Вячеслав. Прекрасно! но если с одной стороны — ложь, то с противоположной должна быть истина; и потому мне бы очень было любопытно узнать, каким способом человеку можно обойтись без слов. Например, я бы желал знать, чего добились твои приятели, сочинители читанной тобою рукописи, которые подобно тебе были убеждены в вреде этого снадобья. К чему довели их прыжки через язык человеческий?
Фауст. Мои молодые друзья были люди своего времени. Сегодня между бумагами я нашёл кстати род заключения к их путешествию; <…> мои мечтатели — также жертвы слова! Им принадлежит одна честь: они открыли врага — но победить его было не их дело, и, может быть, и не наше. Слушайте:
«Нас спросят: „Чем же кончилось ваше путешествие?“ — Путешествием. Не окончив его, мы состарились тою старостию, которая в XIX веке начинается с колыбели, — страданием. Ничто не спасло нас от него: тщетны были определённая наука одного, неопределённое искусство другого.

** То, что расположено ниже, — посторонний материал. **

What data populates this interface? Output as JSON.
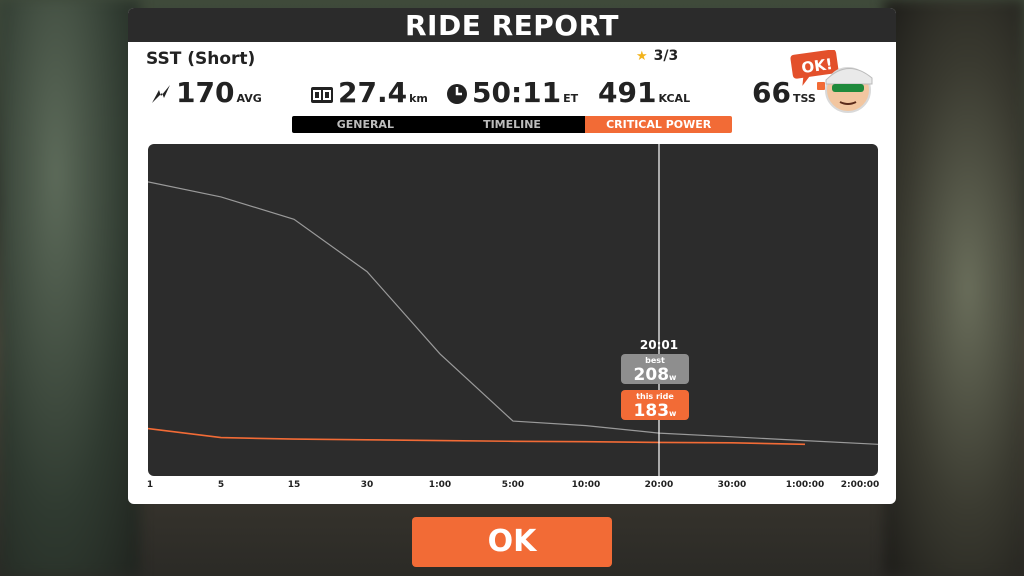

Тщетно мы измеряли шагами пустыню души человеческой, тщетно с верою мы стонали и плакали в преддверьях её храмов, тщетно с горькою насмешкою рассматривали их развалины, — безмолвна была пустыня и не раздралась ещё завеса святилища! <…> Вдали алела заря какого-то непонятного солнца; но вокруг нас веял ветер полуночи, холод проникал до костей, и мы повторяли: „страдание!“ Не для нас эта заря, не для нас это солнце! Не согреть ему наше окостенелое сердце! Для нас одно солнце — страдание! — Эти листки опалены его жгучею теплотою!
Было время, когда скептицизм почитался самою ужасною мыслию, которую когда-либо изобретала душа человека; эта мысль убила все в своём веке: и веру, и науку, и искусство; она возмутила народы, как пески морские; она увенчала кипарисным венцом клеветников провидения вместе с светителями мира; она заставила людей искать, как надёжной пристани, разрушения, зла и ничтожества. <…>
Скептицизм есть, в некотором смысле, мир своего рода, мир, имеющий свои законы, — словом, мир замкнутый, до некоторой степени мир спокойный.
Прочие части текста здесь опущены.